There are also unconfirmed reports that Saudi soldiers have launched a number of rocket-propelled grenades at al-Deira neighborhood of Awamiyah.
Regime forces also used incendiary bombs, filled with highly combustible chemicals, in the al-Mosara area.
Several artillery rounds slammed into al-Shamli, Shokrallah and al-Jamimah neighborhoods, though no immediate reports of casualties were available.
Saudi regime forces have laid siege to Awamiyah for more than a week in the wake of fierce clashes with local residents, who are irate at the demolition of the historic al-Mosara neighborhood for a planned development project.
Pictures and videos of bulldozers, escorted by heavily armored military vehicles and heading towards the site, have gone viral.

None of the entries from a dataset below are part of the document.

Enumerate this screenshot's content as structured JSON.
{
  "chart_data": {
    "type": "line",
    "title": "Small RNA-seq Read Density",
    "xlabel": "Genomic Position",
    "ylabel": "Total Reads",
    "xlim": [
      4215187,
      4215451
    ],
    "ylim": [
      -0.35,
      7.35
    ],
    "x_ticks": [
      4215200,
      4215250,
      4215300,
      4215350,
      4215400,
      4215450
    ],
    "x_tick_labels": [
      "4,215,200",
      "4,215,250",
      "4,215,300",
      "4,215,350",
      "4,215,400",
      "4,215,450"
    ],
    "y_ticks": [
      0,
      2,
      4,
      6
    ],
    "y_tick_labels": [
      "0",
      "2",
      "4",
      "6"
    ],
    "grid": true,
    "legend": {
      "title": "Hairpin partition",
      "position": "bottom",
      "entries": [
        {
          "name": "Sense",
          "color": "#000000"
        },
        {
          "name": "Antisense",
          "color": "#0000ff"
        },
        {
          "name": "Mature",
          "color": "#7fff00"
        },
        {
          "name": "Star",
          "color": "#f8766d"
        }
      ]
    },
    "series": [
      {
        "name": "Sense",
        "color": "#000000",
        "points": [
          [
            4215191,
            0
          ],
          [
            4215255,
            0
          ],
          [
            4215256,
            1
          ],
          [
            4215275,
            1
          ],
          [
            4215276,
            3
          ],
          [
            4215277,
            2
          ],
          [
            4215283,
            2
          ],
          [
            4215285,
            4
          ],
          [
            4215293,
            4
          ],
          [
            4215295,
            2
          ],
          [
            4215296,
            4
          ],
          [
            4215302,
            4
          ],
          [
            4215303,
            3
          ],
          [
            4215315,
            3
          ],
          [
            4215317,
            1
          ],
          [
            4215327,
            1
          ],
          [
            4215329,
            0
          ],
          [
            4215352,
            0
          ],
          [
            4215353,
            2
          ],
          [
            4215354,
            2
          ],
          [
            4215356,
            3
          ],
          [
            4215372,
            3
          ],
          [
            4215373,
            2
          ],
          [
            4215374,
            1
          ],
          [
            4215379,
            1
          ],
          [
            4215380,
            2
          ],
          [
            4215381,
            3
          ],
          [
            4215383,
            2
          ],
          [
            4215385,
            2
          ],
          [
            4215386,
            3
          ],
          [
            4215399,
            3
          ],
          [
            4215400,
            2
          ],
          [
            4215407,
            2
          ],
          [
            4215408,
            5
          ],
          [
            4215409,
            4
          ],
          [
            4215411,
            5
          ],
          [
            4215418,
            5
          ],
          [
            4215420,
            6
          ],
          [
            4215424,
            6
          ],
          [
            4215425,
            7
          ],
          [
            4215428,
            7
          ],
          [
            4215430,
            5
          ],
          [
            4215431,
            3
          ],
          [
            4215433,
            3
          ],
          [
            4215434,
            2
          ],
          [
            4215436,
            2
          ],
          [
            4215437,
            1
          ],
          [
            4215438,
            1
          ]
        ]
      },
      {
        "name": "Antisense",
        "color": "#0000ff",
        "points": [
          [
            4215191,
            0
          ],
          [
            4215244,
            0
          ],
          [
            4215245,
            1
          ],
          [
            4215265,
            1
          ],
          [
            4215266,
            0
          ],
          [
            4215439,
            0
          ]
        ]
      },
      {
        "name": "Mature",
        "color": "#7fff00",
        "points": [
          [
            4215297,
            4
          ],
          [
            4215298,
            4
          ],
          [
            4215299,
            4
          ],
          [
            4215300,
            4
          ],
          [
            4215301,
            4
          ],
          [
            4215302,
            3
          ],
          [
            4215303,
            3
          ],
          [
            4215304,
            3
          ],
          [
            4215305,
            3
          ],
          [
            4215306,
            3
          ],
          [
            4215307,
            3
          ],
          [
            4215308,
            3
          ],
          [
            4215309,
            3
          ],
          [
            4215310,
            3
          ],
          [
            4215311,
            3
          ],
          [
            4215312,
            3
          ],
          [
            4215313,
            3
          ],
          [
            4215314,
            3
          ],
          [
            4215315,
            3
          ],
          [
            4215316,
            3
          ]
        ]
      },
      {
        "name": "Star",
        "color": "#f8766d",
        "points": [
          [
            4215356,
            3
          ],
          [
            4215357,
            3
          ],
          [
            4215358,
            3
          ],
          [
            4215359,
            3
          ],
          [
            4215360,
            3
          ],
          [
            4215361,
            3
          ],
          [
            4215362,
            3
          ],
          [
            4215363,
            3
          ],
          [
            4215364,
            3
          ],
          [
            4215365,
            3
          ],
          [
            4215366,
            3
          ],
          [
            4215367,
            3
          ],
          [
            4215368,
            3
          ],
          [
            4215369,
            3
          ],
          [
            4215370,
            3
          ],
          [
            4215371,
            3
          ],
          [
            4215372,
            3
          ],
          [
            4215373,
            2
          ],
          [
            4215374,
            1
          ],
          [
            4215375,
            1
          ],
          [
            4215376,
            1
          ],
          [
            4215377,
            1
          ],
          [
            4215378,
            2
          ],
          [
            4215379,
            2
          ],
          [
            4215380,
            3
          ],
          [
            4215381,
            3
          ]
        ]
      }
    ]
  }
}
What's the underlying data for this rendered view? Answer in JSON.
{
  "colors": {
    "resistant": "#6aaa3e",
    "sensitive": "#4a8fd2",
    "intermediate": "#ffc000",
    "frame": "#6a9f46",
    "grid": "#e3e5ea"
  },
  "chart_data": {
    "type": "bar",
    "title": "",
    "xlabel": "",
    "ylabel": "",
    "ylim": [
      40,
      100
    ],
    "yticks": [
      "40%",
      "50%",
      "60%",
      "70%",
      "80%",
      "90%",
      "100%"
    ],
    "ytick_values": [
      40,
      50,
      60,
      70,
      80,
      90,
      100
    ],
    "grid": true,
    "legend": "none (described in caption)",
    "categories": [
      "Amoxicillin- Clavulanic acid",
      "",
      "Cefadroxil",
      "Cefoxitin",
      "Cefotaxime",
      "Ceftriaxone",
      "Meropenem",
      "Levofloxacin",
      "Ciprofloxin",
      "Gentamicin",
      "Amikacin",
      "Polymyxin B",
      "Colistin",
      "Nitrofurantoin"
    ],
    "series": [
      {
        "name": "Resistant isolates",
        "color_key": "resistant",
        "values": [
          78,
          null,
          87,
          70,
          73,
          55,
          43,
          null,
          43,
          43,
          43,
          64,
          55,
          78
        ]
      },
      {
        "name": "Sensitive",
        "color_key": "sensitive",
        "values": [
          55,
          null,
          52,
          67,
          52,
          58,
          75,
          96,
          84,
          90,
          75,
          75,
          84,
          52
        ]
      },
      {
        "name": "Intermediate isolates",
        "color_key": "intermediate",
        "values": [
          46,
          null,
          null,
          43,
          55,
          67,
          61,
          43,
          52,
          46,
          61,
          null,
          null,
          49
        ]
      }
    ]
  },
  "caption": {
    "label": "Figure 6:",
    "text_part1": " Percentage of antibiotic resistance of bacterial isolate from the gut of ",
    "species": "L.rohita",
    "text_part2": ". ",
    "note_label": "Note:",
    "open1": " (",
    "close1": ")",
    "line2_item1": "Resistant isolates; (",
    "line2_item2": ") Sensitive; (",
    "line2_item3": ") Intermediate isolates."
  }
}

Activists say Awamiyah locals are suffering severe water shortage and are using private generators to produce electricity.
Last week, Saudi regime forces shot dead a two-and-a-half year old child and a young man in Awamiyah. Lebanon’s al-Ahed news website reported that the child’s mother was also critically injured in the Thursday attack.
The kingdom’s Shia-majority Eastern Province has been the scene of peaceful demonstrations since February 2011.
Protesters have been demanding reforms, freedom of expression and the release of political prisoners as well as an end to economic and religious discrimination against the oil-producing region.
The protests have been met with a heavy-handed crackdown by the Saudi regime.
Over the past years, Riyadh has also redefined its anti-terrorism law so as to repress pro-democracy movements.